First steps are to use iinit
in terminal to connect to Data Store so you can access the fastq files Directions here
In summary, use the following when prompted:
Host name (DNS) of the server to connect to: data.cyverse.org
Port number: 1247
irods user name
irods zone: iplant
iRODS password
No need to do any installations in VICE app. Packages should come pre-installed. But need to run libraries:
library(dada2)
Loading required package: Rcpp
Registered S3 method overwritten by 'dplyr':
method from
print.rowwise_df
library(DECIPHER)
Loading required package: Biostrings
Loading required package: BiocGenerics
Loading required package: parallel
Attaching package: ‘BiocGenerics’
The following objects are masked from ‘package:parallel’:
clusterApply, clusterApplyLB, clusterCall, clusterEvalQ, clusterExport, clusterMap,
parApply, parCapply, parLapply, parLapplyLB, parRapply, parSapply, parSapplyLB
The following objects are masked from ‘package:stats’:
IQR, mad, sd, var, xtabs
The following objects are masked from ‘package:base’:
anyDuplicated, append, as.data.frame, basename, cbind, colnames, dirname, do.call,
duplicated, eval, evalq, Filter, Find, get, grep, grepl, intersect, is.unsorted,
lapply, Map, mapply, match, mget, order, paste, pmax, pmax.int, pmin, pmin.int,
Position, rank, rbind, Reduce, rownames, sapply, setdiff, sort, table, tapply, union,
unique, unsplit, which, which.max, which.min
Loading required package: S4Vectors
Loading required package: stats4
Attaching package: ‘S4Vectors’
The following object is masked from ‘package:base’:
expand.grid
Loading required package: IRanges
Loading required package: XVector
Attaching package: ‘Biostrings’
The following object is masked from ‘package:base’:
strsplit
Loading required package: RSQLite
cd raw_data
ls *_1.fastq.gz | cut -f 1 -d "_" > ../samples
plotQualityProfile(forward_reads[1:5])
Scale for 'y' is already present. Adding another scale for 'y', which will replace the existing
scale.
plotQualityProfile(reverse_reads[1:5])
Scale for 'y' is already present. Adding another scale for 'y', which will replace the existing
scale.
From the above you can see the reads are ~300bp and the quality is OK, with the R reads being poorer than the F reads.

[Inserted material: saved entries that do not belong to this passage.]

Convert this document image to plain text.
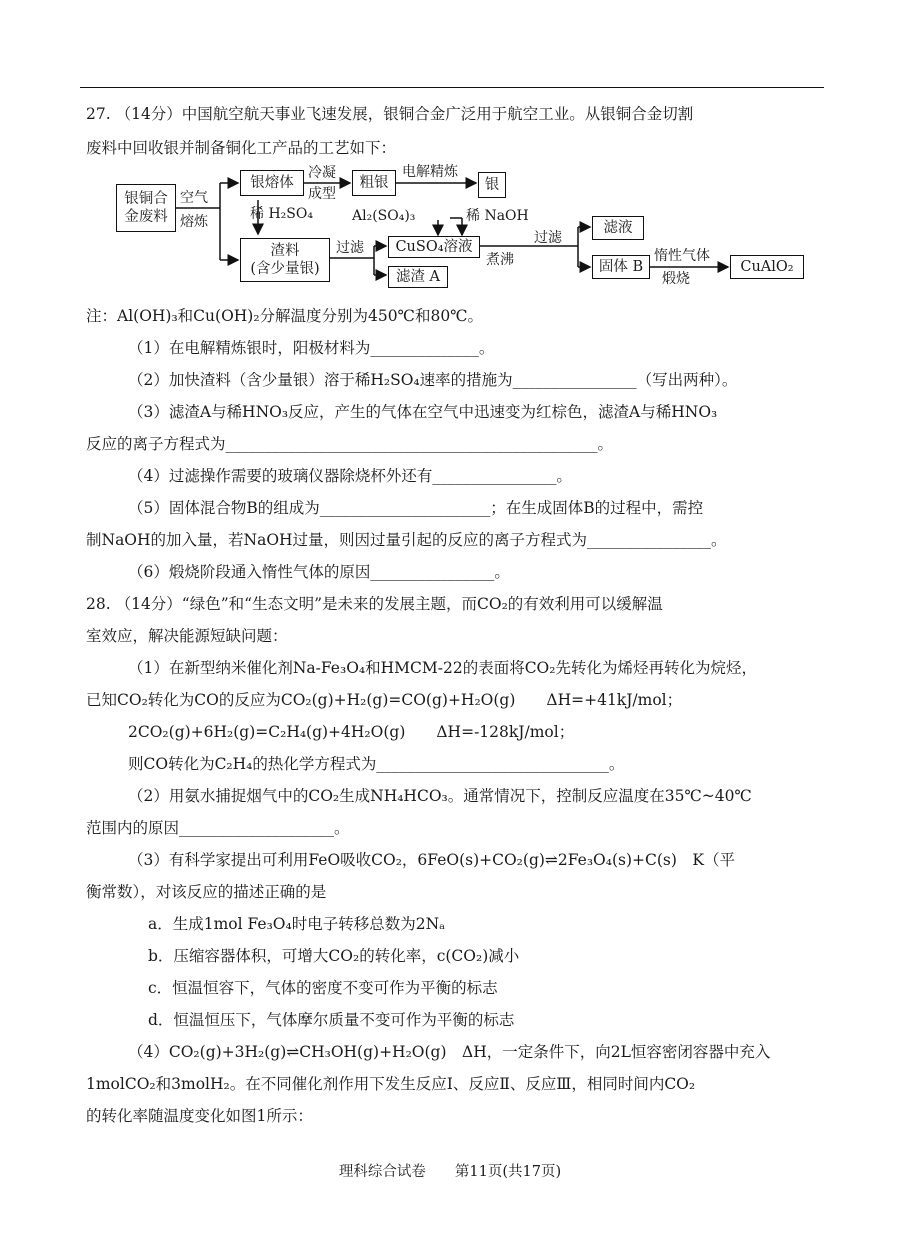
27. （14分）中国航空航天事业飞速发展，银铜合金广泛用于航空工业。从银铜合金切割
废料中回收银并制备铜化工产品的工艺如下：
银铜合金废料
空气
熔炼
银熔体
冷凝
成型
粗银
电解精炼
银
稀 H₂SO₄
渣料
(含少量银)
过滤
Al₂(SO₄)₃	稀 NaOH
CuSO₄溶液
滤渣 A
煮沸
过滤
滤液
固体 B
惰性气体
煅烧
CuAlO₂
注：Al(OH)₃和Cu(OH)₂分解温度分别为450℃和80℃。
（1）在电解精炼银时，阳极材料为______________。
（2）加快渣料（含少量银）溶于稀H₂SO₄速率的措施为________________（写出两种）。
（3）滤渣A与稀HNO₃反应，产生的气体在空气中迅速变为红棕色，滤渣A与稀HNO₃
反应的离子方程式为________________________________________________。
（4）过滤操作需要的玻璃仪器除烧杯外还有________________。
（5）固体混合物B的组成为______________________；在生成固体B的过程中，需控
制NaOH的加入量，若NaOH过量，则因过量引起的反应的离子方程式为________________。
（6）煅烧阶段通入惰性气体的原因________________。
28. （14分）“绿色”和“生态文明”是未来的发展主题，而CO₂的有效利用可以缓解温
室效应，解决能源短缺问题：
（1）在新型纳米催化剂Na-Fe₃O₄和HMCM-22的表面将CO₂先转化为烯烃再转化为烷烃，
已知CO₂转化为CO的反应为CO₂(g)+H₂(g)=CO(g)+H₂O(g)　　ΔH=+41kJ/mol；
2CO₂(g)+6H₂(g)=C₂H₄(g)+4H₂O(g)　　ΔH=-128kJ/mol；
则CO转化为C₂H₄的热化学方程式为______________________________。
（2）用氨水捕捉烟气中的CO₂生成NH₄HCO₃。通常情况下，控制反应温度在35℃~40℃
范围内的原因____________________。
（3）有科学家提出可利用FeO吸收CO₂，6FeO(s)+CO₂(g)⇌2Fe₃O₄(s)+C(s)　K（平
衡常数），对该反应的描述正确的是
a．生成1mol Fe₃O₄时电子转移总数为2Nₐ
b．压缩容器体积，可增大CO₂的转化率，c(CO₂)减小
c．恒温恒容下，气体的密度不变可作为平衡的标志
d．恒温恒压下，气体摩尔质量不变可作为平衡的标志
（4）CO₂(g)+3H₂(g)⇌CH₃OH(g)+H₂O(g)　ΔH，一定条件下，向2L恒容密闭容器中充入
1molCO₂和3molH₂。在不同催化剂作用下发生反应Ⅰ、反应Ⅱ、反应Ⅲ，相同时间内CO₂
的转化率随温度变化如图1所示：
理科综合试卷　　第11页(共17页)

Sequencing facility told me that the way that they sequence in a way that primers do not get sequenced. Still, check for and remove possible primers
Primers from Stoeck et al. 2010: TAReuk454FWD1: (5’- CCAGCASCYGCGGTAATTCC -3’)
TAReukREV3 (5’- ACTTTCGTTCTTGATYRA -3’)
(Also found a usefule website with euk primers from PR2 people:
Cut F primer and rev comp of R primer from F reads with -a option Cut R primer and rev comp of F primer from R reads with -A option
Set the min size. I tried setting it to be about 10% smaller than the amplicon length (~260) but after playing around and even going down to 200bp, it was throwing out most reads. Alternatively, I set NO min length but then it was writing empty reads to the fast1 file, which led to errors afterward. So decided on min length of 150 to compromise.
cd ..
mkdir trimmed_fastq
cd raw_data
# Run in loop
for sample in $(cat ../samples)
do
echo "On sample: $sample"
cutadapt -a ^CCAGCASCYGCGGTAATTCC...TYRATCAAGAACGAAAGT \
-A ^ACTTTCGTTCTTGATYRA...GGAATTACCGCRGSTGCTGG \
--discard-untrimmed \
-m 150 \
-o ../trimmed_fastq/${sample}_1_trimmed.fastq.gz -p ../trimmed_fastq/${sample}_2_trimmed.fastq.gz \
${sample}_1.fastq.gz ${sample}_2.fastq.gz \
>> ../trimmed_fastq/cutadapt_primer_trimming_stats.txt 2>&1
done
Check output stats
paste ../samples <(grep "passing" ../trimmed_fastq/cutadapt_primer_trimming_stats.txt | cut -f3 -d "(" | tr -d ")") <(grep "filtered" ../trimmed_fastq/cutadapt_primer_trimming_stats.txt | cut -f3 -d "(" | tr -d ")")
Retained ~30-90% of reads in most cases
setwd("~/")
list.files() # make sure what we think is here is actually here
Now let’s take a look at the trimmed reads.
forward_reads_trimmed <- paste0("eukaryote_amplicons/trimmed_fastq/", samples, "_1_trimmed.fastq.gz")
reverse_reads_trimmed <- paste0("eukaryote_amplicons/trimmed_fastq/", samples, "_2_trimmed.fastq.gz")
# And plot
plotQualityProfile(forward_reads_trimmed[1:5])
Scale for 'y' is already present. Adding another scale for 'y', which will replace the existing
scale.
plotQualityProfile(reverse_reads_trimmed[1:5])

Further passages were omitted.